No dia 24 de junho de 2015, o Ministério Público Federal (MPF) em São Paulo denunciou à Justiça Federal sete ex-agentes da ditadura militar (1964/1985) pela morte do metalúrgico Manoel Fiel Filho, em 1976, sob as acusações de homicídio doloso qualificado e falsidade ideológica.
Natural de Quebrângulo (AL), Manoel Fiel Filho vivia em São Paulo desde a década de 1950. Antes de se tornar prensista na metalúrgica METAL ARTE INDUSTRIAS REUNIDAS SA, foi padeiro e cobrador de ônibus. Era casado com Thereza de Lourdes Martins Fiel e tinha duas filhas. Se ainda estivesse vivo Fiel Filho teria 88 anos. Mas foi morto sob tortura, aos 49 anos de idade no dia 17 de janeiro de 1976.
Segundo o MPF, Manoel foi detido um dia antes de sua morte, por causa da indicação de um preso político que relatou, sob intensa tortura, ter recebido do metalúrgico exemplares do jornal A Voz Operária, do Partido Comunista Brasileiro (PCB), que estava clandestino naquele contexto. Entretanto não havia qualquer antecedente criminal, inquérito policial instaurado, flagrante delito, ou investigação que o envolvia.
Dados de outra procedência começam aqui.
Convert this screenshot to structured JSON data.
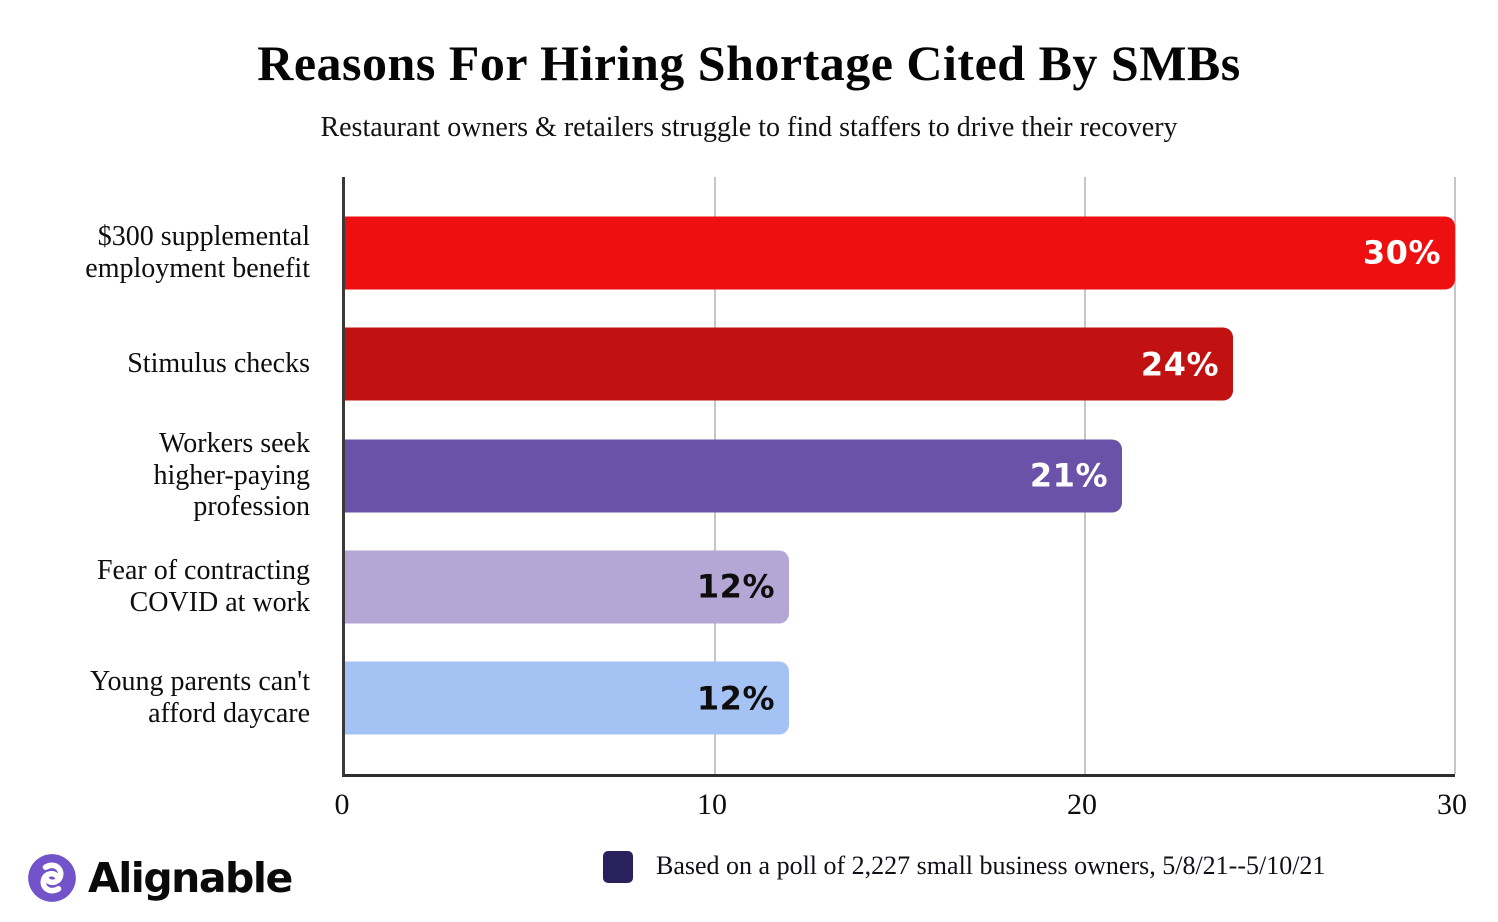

Não havia nem ordem escrita, nem mesmo comunicação à autoridade competente sobre a detenção. Nestes termos, colocados pela denúncia do procurador da República, Andrey Borges de Mendonça, além de arbitrária a prisão foi ilegal.
Manoel Fiel Filho
“O omelete está feito”
Levado para o Destacamento de Operações de Informações (DOI) do 2º Exército, o operário foi submetido a graves sessões de tortura até ser morto por estrangulamento. Os demais presos do Destacamento afirmaram ter ouvidos os gritos de dor e pedidos de clemência de Manoel. A denúncia relata que: “com a sua voz cada vez mais cansada, as torturas não cessaram e sequer diminuíram. Finalmente, cerca de quinze minutos depois, sucumbindo após intensos maus tratos, Manoel Fiel Filho morreu no início da tarde do dia 17 de janeiro de 1976”. Uma das testemunhas ouviu um policial comunicar a morte da vítima com a seguinte expressão: “Chefe, o omelete está feito”.
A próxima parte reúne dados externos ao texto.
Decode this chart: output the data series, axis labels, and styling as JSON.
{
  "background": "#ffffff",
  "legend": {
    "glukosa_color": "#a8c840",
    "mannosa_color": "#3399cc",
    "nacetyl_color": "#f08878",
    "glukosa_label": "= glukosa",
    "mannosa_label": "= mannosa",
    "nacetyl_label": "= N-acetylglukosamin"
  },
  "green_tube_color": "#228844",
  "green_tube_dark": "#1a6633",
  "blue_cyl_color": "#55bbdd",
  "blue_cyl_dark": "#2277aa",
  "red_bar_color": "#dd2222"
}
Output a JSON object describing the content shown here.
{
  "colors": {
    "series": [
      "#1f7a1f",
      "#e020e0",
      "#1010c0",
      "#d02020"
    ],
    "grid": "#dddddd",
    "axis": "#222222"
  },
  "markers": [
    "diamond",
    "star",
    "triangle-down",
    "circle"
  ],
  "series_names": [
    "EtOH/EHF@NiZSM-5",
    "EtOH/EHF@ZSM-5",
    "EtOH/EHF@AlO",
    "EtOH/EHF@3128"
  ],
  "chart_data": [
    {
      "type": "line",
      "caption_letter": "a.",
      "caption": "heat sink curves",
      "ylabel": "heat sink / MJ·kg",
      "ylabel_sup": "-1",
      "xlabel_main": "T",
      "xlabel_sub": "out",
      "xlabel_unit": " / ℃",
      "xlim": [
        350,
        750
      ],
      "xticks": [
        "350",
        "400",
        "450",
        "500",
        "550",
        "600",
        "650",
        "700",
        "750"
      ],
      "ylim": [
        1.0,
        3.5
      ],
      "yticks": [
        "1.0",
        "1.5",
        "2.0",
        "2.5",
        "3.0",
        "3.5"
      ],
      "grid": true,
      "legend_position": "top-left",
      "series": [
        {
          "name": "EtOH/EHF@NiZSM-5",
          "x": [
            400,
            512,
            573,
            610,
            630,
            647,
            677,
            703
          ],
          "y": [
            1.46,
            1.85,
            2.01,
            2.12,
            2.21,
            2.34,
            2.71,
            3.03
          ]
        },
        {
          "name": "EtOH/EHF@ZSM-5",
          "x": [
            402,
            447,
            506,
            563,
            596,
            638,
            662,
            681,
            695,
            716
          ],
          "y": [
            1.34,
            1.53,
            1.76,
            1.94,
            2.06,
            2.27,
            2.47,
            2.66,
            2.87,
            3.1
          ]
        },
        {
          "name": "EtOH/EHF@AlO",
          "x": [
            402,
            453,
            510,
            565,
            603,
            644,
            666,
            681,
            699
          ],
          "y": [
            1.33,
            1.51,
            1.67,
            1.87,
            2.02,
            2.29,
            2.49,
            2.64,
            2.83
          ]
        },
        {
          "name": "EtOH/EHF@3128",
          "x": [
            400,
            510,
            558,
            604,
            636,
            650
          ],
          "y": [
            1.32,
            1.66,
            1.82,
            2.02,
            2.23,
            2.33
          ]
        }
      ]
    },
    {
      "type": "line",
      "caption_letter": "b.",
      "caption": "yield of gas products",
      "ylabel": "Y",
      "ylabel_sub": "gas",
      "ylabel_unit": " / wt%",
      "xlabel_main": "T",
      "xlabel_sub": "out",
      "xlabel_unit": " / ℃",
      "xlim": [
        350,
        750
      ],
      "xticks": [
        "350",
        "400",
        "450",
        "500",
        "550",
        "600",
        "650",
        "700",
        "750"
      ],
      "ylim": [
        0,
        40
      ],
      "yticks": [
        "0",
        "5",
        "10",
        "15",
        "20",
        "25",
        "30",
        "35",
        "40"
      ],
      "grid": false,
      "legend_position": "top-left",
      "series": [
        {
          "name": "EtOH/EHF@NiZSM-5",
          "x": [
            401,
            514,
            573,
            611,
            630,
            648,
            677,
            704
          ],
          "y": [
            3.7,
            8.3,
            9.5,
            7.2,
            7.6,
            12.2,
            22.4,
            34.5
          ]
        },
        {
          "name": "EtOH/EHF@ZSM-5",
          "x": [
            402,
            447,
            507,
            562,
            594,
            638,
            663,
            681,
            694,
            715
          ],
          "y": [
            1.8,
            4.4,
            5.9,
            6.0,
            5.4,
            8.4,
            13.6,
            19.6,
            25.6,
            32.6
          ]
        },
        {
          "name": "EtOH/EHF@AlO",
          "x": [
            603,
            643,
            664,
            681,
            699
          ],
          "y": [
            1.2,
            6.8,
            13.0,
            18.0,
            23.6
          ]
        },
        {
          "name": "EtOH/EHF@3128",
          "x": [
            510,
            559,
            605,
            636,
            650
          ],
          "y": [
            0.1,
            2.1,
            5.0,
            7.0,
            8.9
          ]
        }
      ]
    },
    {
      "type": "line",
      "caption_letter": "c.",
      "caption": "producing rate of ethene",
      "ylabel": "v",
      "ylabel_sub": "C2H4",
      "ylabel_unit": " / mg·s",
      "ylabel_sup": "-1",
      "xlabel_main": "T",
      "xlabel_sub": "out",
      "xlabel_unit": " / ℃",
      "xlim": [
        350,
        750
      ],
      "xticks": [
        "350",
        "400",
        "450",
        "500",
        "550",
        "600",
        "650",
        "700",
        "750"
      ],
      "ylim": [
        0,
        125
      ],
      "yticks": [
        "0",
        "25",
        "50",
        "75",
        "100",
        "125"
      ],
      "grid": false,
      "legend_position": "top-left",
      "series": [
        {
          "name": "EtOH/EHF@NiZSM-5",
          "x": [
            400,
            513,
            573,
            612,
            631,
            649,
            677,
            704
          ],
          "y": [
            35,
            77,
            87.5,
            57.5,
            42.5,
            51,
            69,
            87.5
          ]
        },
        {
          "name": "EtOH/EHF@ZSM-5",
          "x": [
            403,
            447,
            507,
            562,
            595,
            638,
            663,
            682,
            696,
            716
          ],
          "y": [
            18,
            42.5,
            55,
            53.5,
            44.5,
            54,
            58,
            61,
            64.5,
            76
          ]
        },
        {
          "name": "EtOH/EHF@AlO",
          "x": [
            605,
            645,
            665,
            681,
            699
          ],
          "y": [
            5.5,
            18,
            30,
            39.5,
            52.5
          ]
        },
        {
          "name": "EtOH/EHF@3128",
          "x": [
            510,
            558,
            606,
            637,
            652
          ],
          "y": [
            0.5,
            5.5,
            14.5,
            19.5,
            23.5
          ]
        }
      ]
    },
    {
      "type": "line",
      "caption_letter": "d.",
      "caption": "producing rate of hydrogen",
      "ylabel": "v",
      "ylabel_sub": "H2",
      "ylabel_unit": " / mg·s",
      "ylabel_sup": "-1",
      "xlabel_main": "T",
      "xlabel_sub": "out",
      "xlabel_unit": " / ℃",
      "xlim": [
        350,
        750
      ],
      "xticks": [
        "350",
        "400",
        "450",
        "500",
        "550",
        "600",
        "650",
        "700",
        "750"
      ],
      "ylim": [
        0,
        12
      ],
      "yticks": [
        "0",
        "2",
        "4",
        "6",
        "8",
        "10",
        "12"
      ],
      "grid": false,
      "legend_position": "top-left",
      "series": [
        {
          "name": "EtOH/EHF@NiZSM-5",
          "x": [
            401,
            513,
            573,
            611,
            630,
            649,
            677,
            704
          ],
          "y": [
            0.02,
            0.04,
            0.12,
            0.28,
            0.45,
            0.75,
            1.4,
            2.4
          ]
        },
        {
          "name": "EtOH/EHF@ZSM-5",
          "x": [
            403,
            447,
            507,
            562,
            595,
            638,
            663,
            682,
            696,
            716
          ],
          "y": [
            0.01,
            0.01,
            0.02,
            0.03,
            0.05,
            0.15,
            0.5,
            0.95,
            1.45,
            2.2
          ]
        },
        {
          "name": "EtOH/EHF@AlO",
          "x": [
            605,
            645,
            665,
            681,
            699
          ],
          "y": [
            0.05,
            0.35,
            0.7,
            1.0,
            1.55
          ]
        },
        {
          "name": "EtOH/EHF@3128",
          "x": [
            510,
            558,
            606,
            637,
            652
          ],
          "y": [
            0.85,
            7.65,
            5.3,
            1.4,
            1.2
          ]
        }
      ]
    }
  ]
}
O Ministério Público apurou que Manoel foi, então, levado já sem vida para a cela forte do DOI-CODI, para criar a versão de suicídio. Os agentes amarraram meias em seu pescoço e simularam um enforcamento, forjando inclusive a seguinte frase de arrependimento da vítima na parede: “mãe, perdoe este filho que tanto errou ore por mim mamãe. Deus pai todo poderoso nos perdoe senhora S. Catarina”.
Os outros presos políticos afirmaram que todos foram levados para vê-lo, e que, à porta, estavam dois homens “com características asiáticas”. Um deles disse: “observe, bem, esse louco suicidou, não havia necessidade para isso, se vocês disserem o contrário lá fora, nós temos o endereço de um por um e vocês vão pagar pelas consequências”.
Caixão lacrado
Na noite seguinte, um agente, dirigindo um veículo Dodge Dart, parou em frente à casa do operário e, diante de sua mulher, suas duas filhas e alguns parentes, disse secamente: “O Manoel suicidou-se. Aqui estão suas roupas”. As autoridades só entregaram o corpo com a condição de que fosse sepultado o mais rapidamente possível e que ninguém falasse nada sobre sua morte.
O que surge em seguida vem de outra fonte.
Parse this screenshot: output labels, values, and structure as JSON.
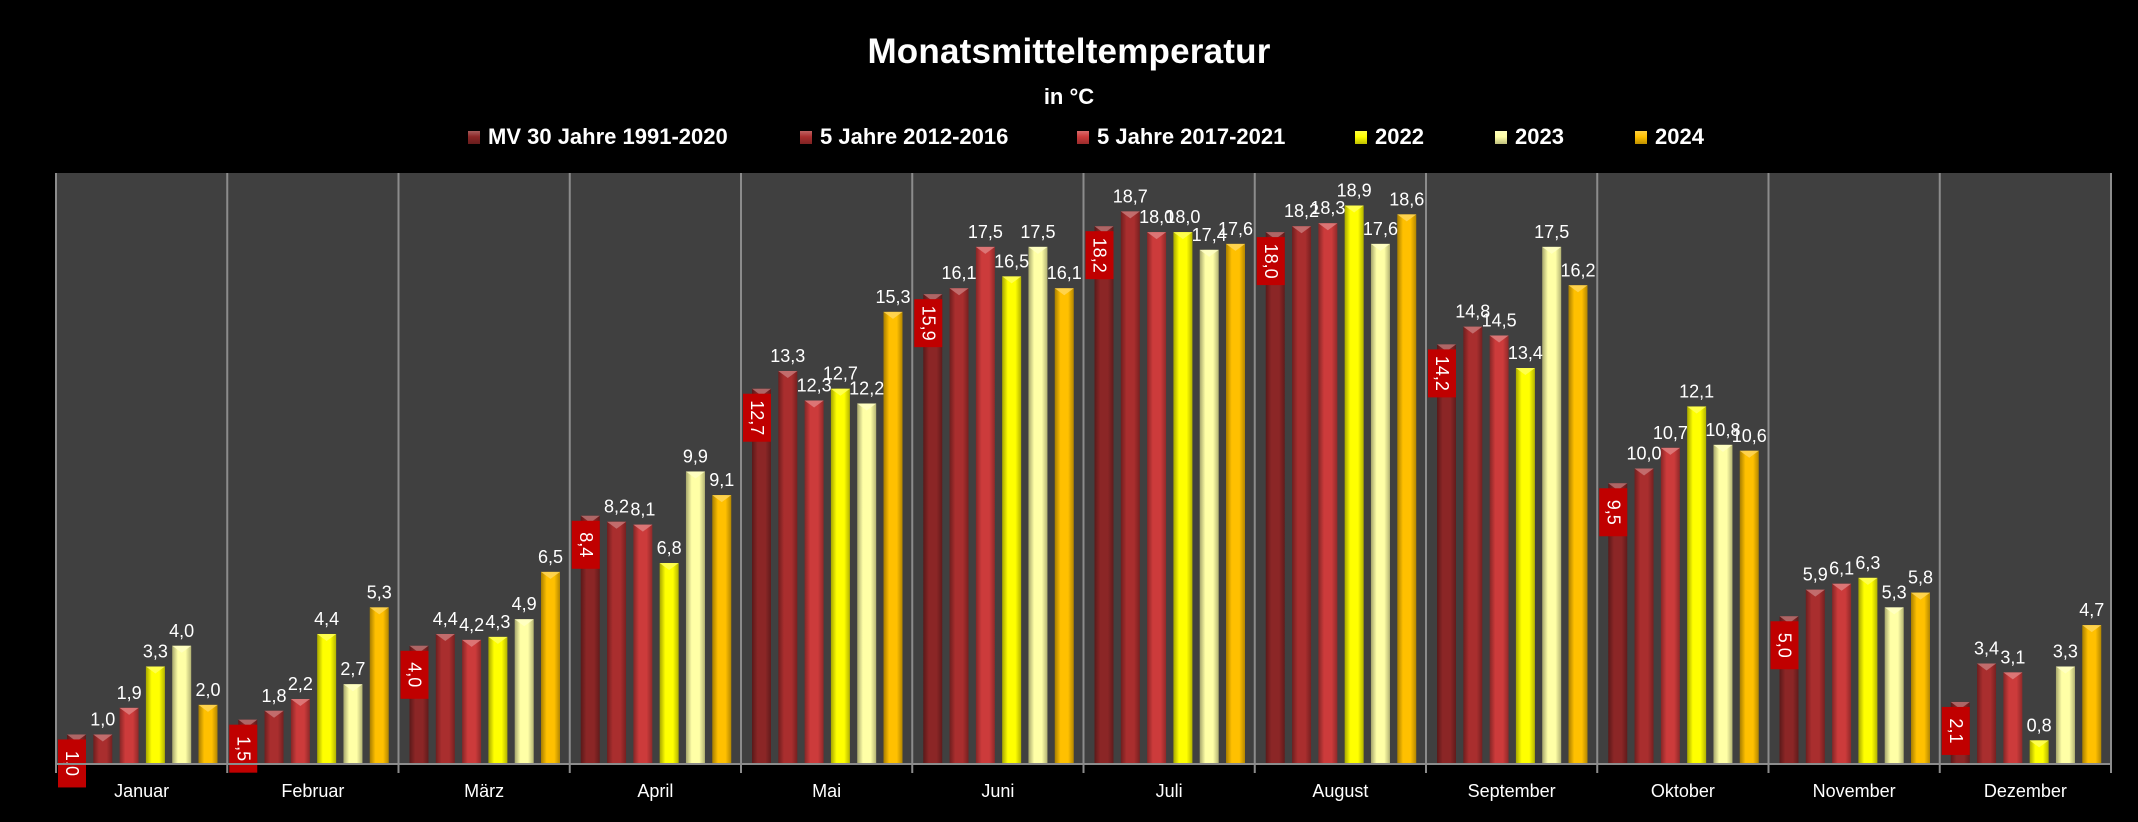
{
  "chart_data": {
    "type": "bar",
    "title": "Monatsmitteltemperatur",
    "subtitle": "in °C",
    "xlabel": "",
    "ylabel": "",
    "ylim": [
      0,
      20
    ],
    "grid": "vertical category separators",
    "legend_position": "top",
    "categories": [
      "Januar",
      "Februar",
      "März",
      "April",
      "Mai",
      "Juni",
      "Juli",
      "August",
      "September",
      "Oktober",
      "November",
      "Dezember"
    ],
    "series": [
      {
        "name": "MV 30 Jahre 1991-2020",
        "color": "#8b2626",
        "label_style": "boxed-rotated",
        "values": [
          1.0,
          1.5,
          4.0,
          8.4,
          12.7,
          15.9,
          18.2,
          18.0,
          14.2,
          9.5,
          5.0,
          2.1
        ],
        "labels": [
          "1,0",
          "1,5",
          "4,0",
          "8,4",
          "12,7",
          "15,9",
          "18,2",
          "18,0",
          "14,2",
          "9,5",
          "5,0",
          "2,1"
        ]
      },
      {
        "name": "5 Jahre 2012-2016",
        "color": "#a92e2e",
        "label_style": "plain",
        "values": [
          1.0,
          1.8,
          4.4,
          8.2,
          13.3,
          16.1,
          18.7,
          18.2,
          14.8,
          10.0,
          5.9,
          3.4
        ],
        "labels": [
          "1,0",
          "1,8",
          "4,4",
          "8,2",
          "13,3",
          "16,1",
          "18,7",
          "18,2",
          "14,8",
          "10,0",
          "5,9",
          "3,4"
        ]
      },
      {
        "name": "5 Jahre 2017-2021",
        "color": "#cc3b3b",
        "label_style": "plain",
        "values": [
          1.9,
          2.2,
          4.2,
          8.1,
          12.3,
          17.5,
          18.0,
          18.3,
          14.5,
          10.7,
          6.1,
          3.1
        ],
        "labels": [
          "1,9",
          "2,2",
          "4,2",
          "8,1",
          "12,3",
          "17,5",
          "18,0",
          "18,3",
          "14,5",
          "10,7",
          "6,1",
          "3,1"
        ]
      },
      {
        "name": "2022",
        "color": "#ffff00",
        "label_style": "plain",
        "values": [
          3.3,
          4.4,
          4.3,
          6.8,
          12.7,
          16.5,
          18.0,
          18.9,
          13.4,
          12.1,
          6.3,
          0.8
        ],
        "labels": [
          "3,3",
          "4,4",
          "4,3",
          "6,8",
          "12,7",
          "16,5",
          "18,0",
          "18,9",
          "13,4",
          "12,1",
          "6,3",
          "0,8"
        ]
      },
      {
        "name": "2023",
        "color": "#ffffa6",
        "label_style": "plain",
        "values": [
          4.0,
          2.7,
          4.9,
          9.9,
          12.2,
          17.5,
          17.4,
          17.6,
          17.5,
          10.8,
          5.3,
          3.3
        ],
        "labels": [
          "4,0",
          "2,7",
          "4,9",
          "9,9",
          "12,2",
          "17,5",
          "17,4",
          "17,6",
          "17,5",
          "10,8",
          "5,3",
          "3,3"
        ]
      },
      {
        "name": "2024",
        "color": "#ffc000",
        "label_style": "plain",
        "values": [
          2.0,
          5.3,
          6.5,
          9.1,
          15.3,
          16.1,
          17.6,
          18.6,
          16.2,
          10.6,
          5.8,
          4.7
        ],
        "labels": [
          "2,0",
          "5,3",
          "6,5",
          "9,1",
          "15,3",
          "16,1",
          "17,6",
          "18,6",
          "16,2",
          "10,6",
          "5,8",
          "4,7"
        ]
      }
    ]
  },
  "colors": {
    "background": "#000000",
    "plot_background": "#404040",
    "gridline": "#8c8c8c",
    "label_box": "#c00000",
    "text": "#ffffff"
  }
}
Desta forma, no dia 18, domingo, às 8h da manhã, ele foi sepultado em cerimônia rápida com o caixão lacrado, sem que seus familiares pudessem verificar as evidentes marcas de tortura.
Uma nota oficial emitida em 19 de janeiro informou que o operário havia se enforcado na cela com as próprias meias. O Inquérito Policial Militar foi concluído em pouco mais de 30 dias, e arquivado sob o fundamento de que as provas eram suficientes para comprovar a hipótese de suicídio.
Entretanto, a denúncia de Andrey Borges de Mendonça afirma que uma nota publicada pelo Sindicato dos Metalúrgicos de São Paulo à época, desmentiu a versão oficial alegando que quando a vítima foi presa, calçava chinelo sem meias.
De fato, logo que tomou conhecimento da morte do colega, o presidente do Sindicato dos Metalúrgicos de São Paulo, Joaquim dos Santos Andrade enviou um telegrama ao governo federal exigindo apuração dos fatos e punição aos culpados. No telegrama, datado de 20 de janeiro de 1976, Joaquinzão manifestou “veemente protesto pelo ocorrido” e cobrou “enérgicas e imediatas providências” para “apuração dos fatos e punição rigorosa seus responsáveis”.
Os denunciados
Em 1980, por meio de ação cível proposta pela viúva da vítima, a Justiça Federal condenou a União Federal a indenizar a família, reconhecendo o caso de homicídio através de tortura. Anos depois, em 30 de maio de 1996, a Comissão Especial sobre Mortos e Desaparecidos Políticos (CEMDP) reconheceu Manoel Fiel Filho como beneficiário da Lei 9.140/1995, que reconhece como mortas pessoas desaparecidas em razão de participação, ou acusação de participação, em atividades políticas, no período de 2 de setembro de 1961 a 15 de agosto de 1979.
Mas só agora, a partir da denúncia 49723/2015, do Ministério Público Federal e da Procuradoria da República em São Paulo os responsáveis poderão responder pelo crime.
Os denunciados Tamotu Nakao, chefe da equipe de interrogatório e Oficial de Permanência, Edevarde José, Delegado de Polícia, com o auxílio dos carcereiros Alfredo Umeda e Antonio José Nocete, todos sob ordem do comandante responsável pelo destacamento, Audir Santos Maciel, além de outras pessoas até agora não totalmente identificadas, deverão responder pelo crime de homicídio triplamente qualificado e falsidade ideológica.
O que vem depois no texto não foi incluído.